From these smaller, compressed versions, we create a ‘playlist’ with multiple streams for each video. Following HLS protocol, when a user requests a video to play from their device, we start by streaming the lowest quality version first, so the video can start instantly. But in the background, the high quality versions buffer, moving up the playlist, switching to an optimal version depending on the Internet speed being used and the screen resolution of the device in use. As connectivity improves, so does the quality.
Streams for most common use cases:
- Low bandwidth (approx. 68kbit/s)
- 3G, Edge (320×240, approx. 320kbit/s)
- Slow Wifi/4G (640×480, approx. 750kbit/s)
- Fast Wifi/LTE (1280×720, approx. 1800kbit/s)
If this sounds familiar, you’re right. Services like Netflix use the same approach. And the end result is similar to a simple, personal and private version of Netflix -optimized for the best possible mobile user experience.
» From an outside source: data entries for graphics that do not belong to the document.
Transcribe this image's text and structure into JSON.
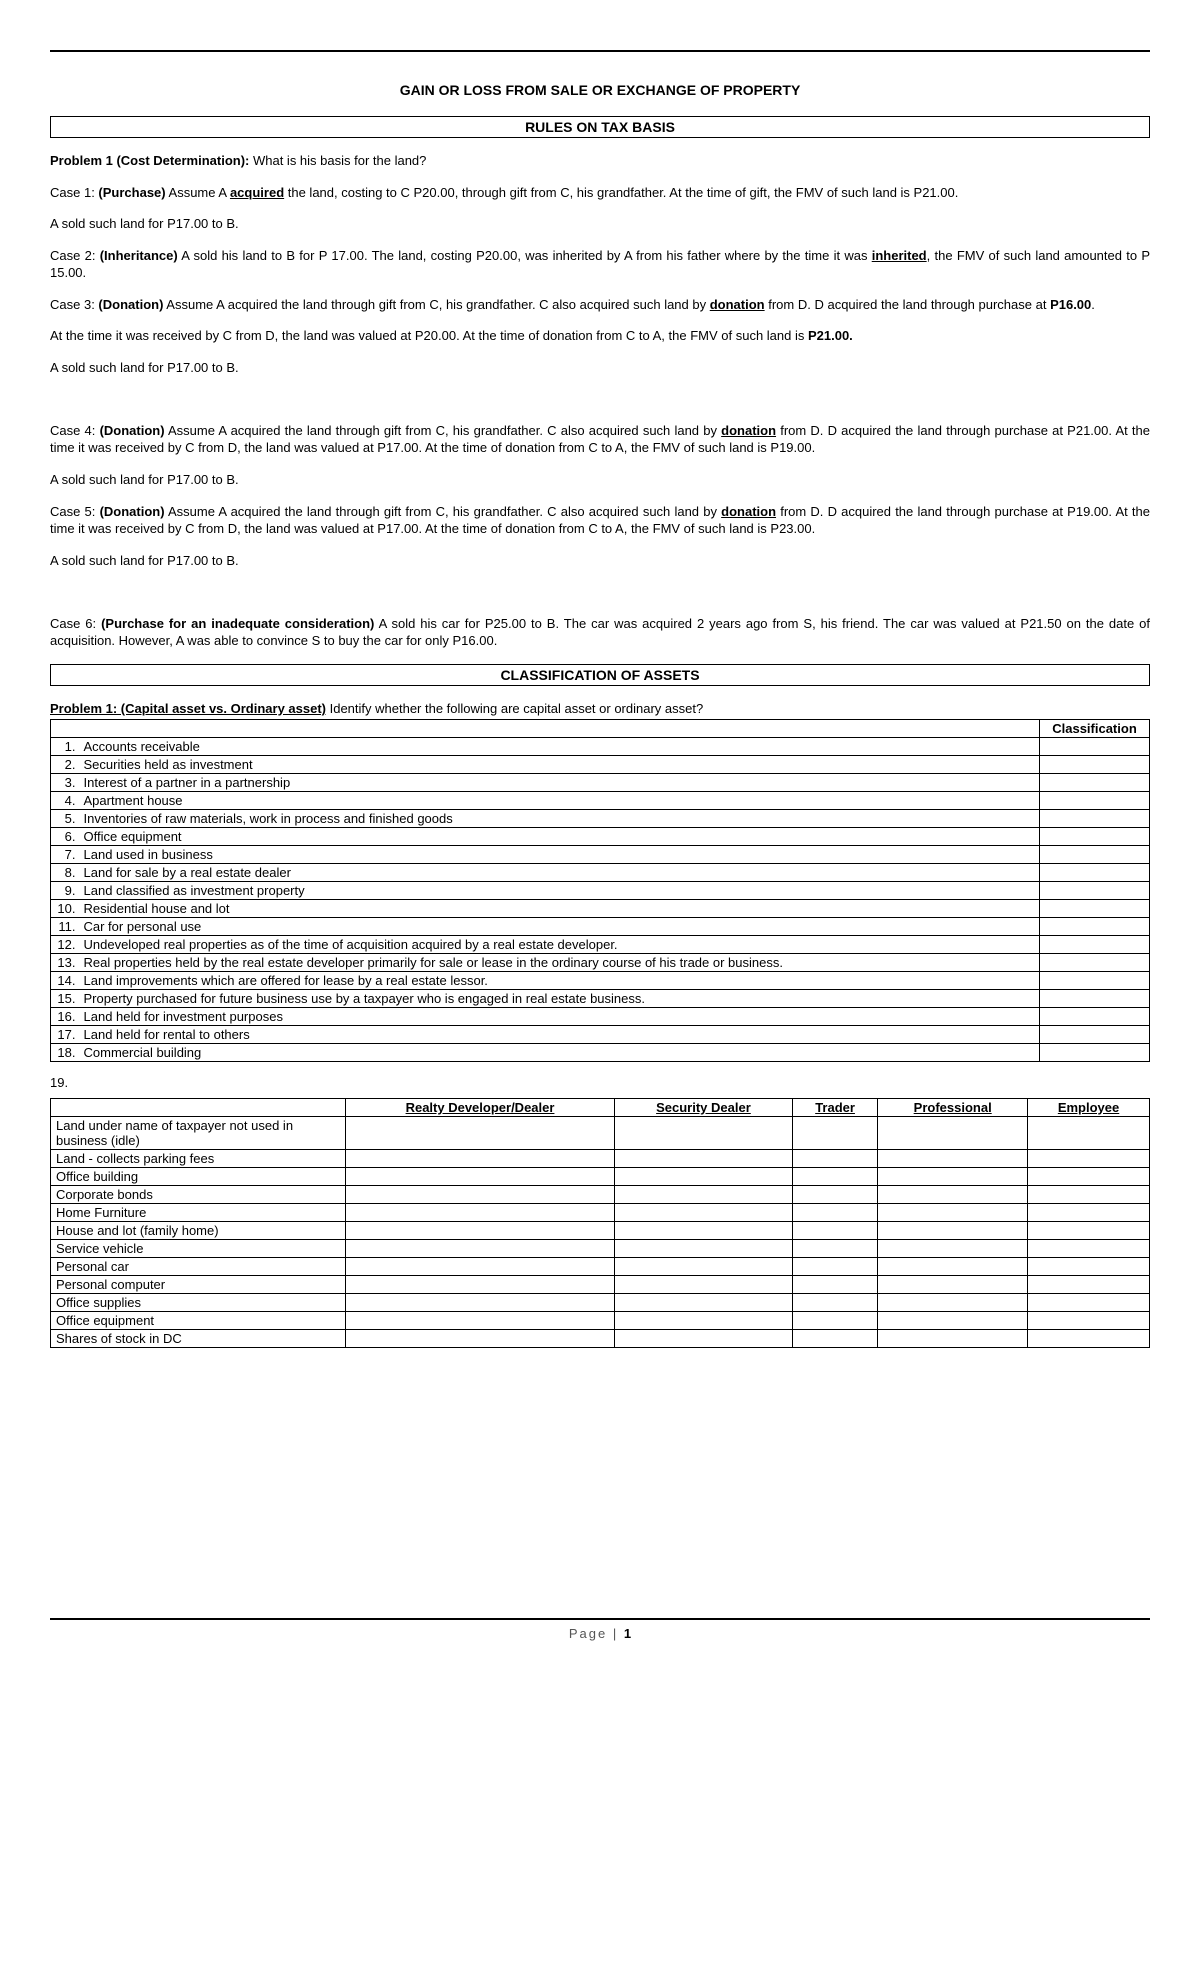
{
  "title": "GAIN OR LOSS FROM SALE OR EXCHANGE OF PROPERTY",
  "section1": "RULES ON TAX BASIS",
  "p1_lead": "Problem 1 (Cost Determination):",
  "p1_q": "  What is his basis for the land?",
  "c1_a": "Case 1:  ",
  "c1_b": "(Purchase)",
  "c1_c": " Assume A ",
  "c1_d": "acquired",
  "c1_e": " the land, costing to C P20.00, through gift from C, his grandfather. At the time of gift, the FMV of such land is P21.00.",
  "sold": "A sold such land for P17.00 to B.",
  "c2_a": "Case 2: ",
  "c2_b": "(Inheritance)",
  "c2_c": "  A sold his land to B for P 17.00. The land, costing P20.00, was inherited by A from his father where by the time it was ",
  "c2_d": "inherited",
  "c2_e": ", the FMV of such land amounted to P 15.00.",
  "c3_a": "Case 3: ",
  "c3_b": "(Donation)",
  "c3_c": "  Assume A acquired the land through gift from C, his grandfather. C  also acquired such land by ",
  "c3_d": "donation",
  "c3_e": " from D. D acquired the land through purchase at ",
  "c3_f": "P16.00",
  "c3_g": ".",
  "c3_p2a": "At the time it was received by C from D, the land was valued at P20.00. At the time of donation from C to A, the FMV of such land is ",
  "c3_p2b": "P21.00.",
  "c4_a": "Case 4:  ",
  "c4_b": "(Donation)",
  "c4_c": " Assume A acquired the land through gift from C, his grandfather. C also acquired such land by ",
  "c4_d": "donation",
  "c4_e": " from D. D acquired the land through purchase at P21.00. At the time it was received by C from D, the land was valued at P17.00. At the time of donation from C to A, the FMV of such land is P19.00.",
  "c5_a": "Case 5:  ",
  "c5_b": "(Donation)",
  "c5_c": "  Assume A acquired the land through gift from C, his grandfather. C also acquired such land by ",
  "c5_d": "donation",
  "c5_e": " from D. D acquired the land through purchase at P19.00. At the time it was received by C from D, the land was valued at P17.00. At the time of donation from C to A, the FMV of such land is P23.00.",
  "c6_a": "Case 6: ",
  "c6_b": "(Purchase for an inadequate consideration)",
  "c6_c": "  A sold his car for P25.00 to B. The car was acquired 2 years ago from S, his friend. The car was valued at P21.50 on the date of acquisition. However, A was able to convince S to buy the car for only P16.00.",
  "section2": "CLASSIFICATION OF ASSETS",
  "p2_lead": "Problem 1:  (Capital asset vs. Ordinary asset)",
  "p2_q": "  Identify whether the following are capital asset or ordinary asset?",
  "class_hdr": "Classification",
  "rows": [
    {
      "n": "1.",
      "d": "Accounts receivable"
    },
    {
      "n": "2.",
      "d": "Securities held as investment"
    },
    {
      "n": "3.",
      "d": "Interest of a partner in a partnership"
    },
    {
      "n": "4.",
      "d": "Apartment house"
    },
    {
      "n": "5.",
      "d": "Inventories of raw materials, work in process and finished goods"
    },
    {
      "n": "6.",
      "d": "Office equipment"
    },
    {
      "n": "7.",
      "d": "Land used in business"
    },
    {
      "n": "8.",
      "d": "Land for sale by a real estate dealer"
    },
    {
      "n": "9.",
      "d": "Land classified as investment property"
    },
    {
      "n": "10.",
      "d": "Residential house and lot"
    },
    {
      "n": "11.",
      "d": "Car for personal use"
    },
    {
      "n": "12.",
      "d": "Undeveloped real properties as of the time of acquisition acquired by a real estate developer."
    },
    {
      "n": "13.",
      "d": "Real properties held by the real estate developer primarily for sale or lease in the ordinary course of his trade or business."
    },
    {
      "n": "14.",
      "d": "Land improvements which are offered for lease by a real estate lessor."
    },
    {
      "n": "15.",
      "d": "Property purchased for future business use by a taxpayer who is engaged in real estate business."
    },
    {
      "n": "16.",
      "d": "Land held for investment purposes"
    },
    {
      "n": "17.",
      "d": "Land held for rental to others"
    },
    {
      "n": "18.",
      "d": "Commercial building"
    }
  ],
  "q19": "19.",
  "t19_hdrs": [
    "Realty Developer/Dealer",
    "Security Dealer",
    "Trader",
    "Professional",
    "Employee"
  ],
  "t19_rows": [
    "Land under name of taxpayer not used in business (idle)",
    "Land - collects parking fees",
    "Office building",
    "Corporate bonds",
    "Home Furniture",
    "House and lot (family home)",
    "Service vehicle",
    "Personal car",
    "Personal computer",
    "Office supplies",
    "Office equipment",
    "Shares of stock in DC"
  ],
  "footer_label": "Page |",
  "footer_num": "1"
}
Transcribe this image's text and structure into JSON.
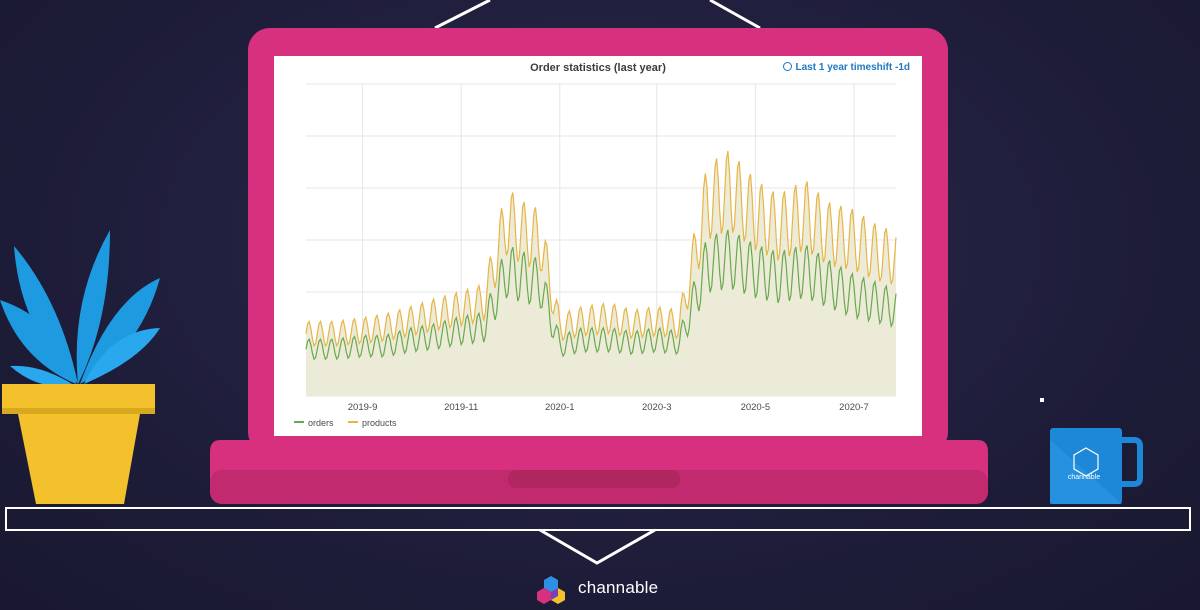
{
  "panel": {
    "title": "Order statistics (last year)",
    "timeshift": "Last 1 year timeshift -1d"
  },
  "brand": {
    "name": "channable",
    "mug_label": "channable"
  },
  "colors": {
    "laptop": "#d6307f",
    "laptop_base": "#c92c77",
    "orders": "#6aa84f",
    "products": "#e8b545",
    "fill": "#ecebd8",
    "pot": "#f3c12c",
    "leaves": "#1e9be0",
    "mug": "#1e88d8"
  },
  "icons": [
    "clock-icon",
    "plant-icon",
    "mug-icon",
    "channable-logo-icon"
  ],
  "chart_data": {
    "type": "line",
    "title": "Order statistics (last year)",
    "x_ticks": [
      "2019-9",
      "2019-11",
      "2020-1",
      "2020-3",
      "2020-5",
      "2020-7"
    ],
    "xlim": [
      "2019-07-28",
      "2020-07-27"
    ],
    "y_tick_labels_visible": false,
    "ylim": [
      0,
      100
    ],
    "grid": true,
    "legend": "bottom-left",
    "series": [
      {
        "name": "orders",
        "x": [
          "2019-08-01",
          "2019-08-15",
          "2019-09-01",
          "2019-09-15",
          "2019-10-01",
          "2019-10-15",
          "2019-11-01",
          "2019-11-15",
          "2019-11-29",
          "2019-12-10",
          "2019-12-20",
          "2020-01-01",
          "2020-01-15",
          "2020-02-01",
          "2020-02-15",
          "2020-03-01",
          "2020-03-15",
          "2020-04-01",
          "2020-04-15",
          "2020-05-01",
          "2020-05-15",
          "2020-06-01",
          "2020-06-15",
          "2020-07-01",
          "2020-07-15",
          "2020-07-27"
        ],
        "values": [
          15,
          15,
          16,
          16,
          18,
          19,
          21,
          22,
          40,
          38,
          36,
          16,
          18,
          18,
          17,
          18,
          17,
          42,
          44,
          40,
          38,
          40,
          36,
          32,
          30,
          28
        ]
      },
      {
        "name": "products",
        "x": [
          "2019-08-01",
          "2019-08-15",
          "2019-09-01",
          "2019-09-15",
          "2019-10-01",
          "2019-10-15",
          "2019-11-01",
          "2019-11-15",
          "2019-11-29",
          "2019-12-10",
          "2019-12-20",
          "2020-01-01",
          "2020-01-15",
          "2020-02-01",
          "2020-02-15",
          "2020-03-01",
          "2020-03-15",
          "2020-04-01",
          "2020-04-15",
          "2020-05-01",
          "2020-05-15",
          "2020-06-01",
          "2020-06-15",
          "2020-07-01",
          "2020-07-15",
          "2020-07-27"
        ],
        "values": [
          20,
          20,
          21,
          22,
          24,
          26,
          28,
          30,
          56,
          52,
          50,
          22,
          24,
          25,
          23,
          24,
          23,
          62,
          66,
          58,
          54,
          58,
          52,
          50,
          46,
          44
        ]
      }
    ]
  }
}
Why this was our best option…
It wasn’t easy, but once we realized this was the best solution, we knew we owed it to our users to deliver. It’s harder work, but more cost effective overall, and the end result is a better user experience. It’s also better for quality control. We do not rely on a third-party server to deliver for us. And most importantly, this method doesn’t require any work on the part of the user. They get fast, reliable streaming of their videos in the palm of their hands, without any hassles. Under normal to good conditions, streaming on Loom starts in under 2 seconds and scrubbing works instantly for a video of any length.
What the future holds….
In the future, we can explore ways to increase video streaming quality or become even more cost efficient. Perhaps intelligently limiting the encoding of particular videos. For example, encoding the first half of videos, and then beginning to encode the second half when users hit play. Or analyzing user patterns to predict which videos to encode; based on things like length, type, creation date, scenes or recent user behavior. Of course there is always the possibility of reducing cost by switching server providers, or renting storage space in larger volume.
But the point is we can explore ways to become better as we go. What continues to be our most important goal is providing an excellent user experience immediately, and maintaining that excellence moving forward. We’re excited for the future and hope to only continue improving – always putting our users first. Thanks for reading!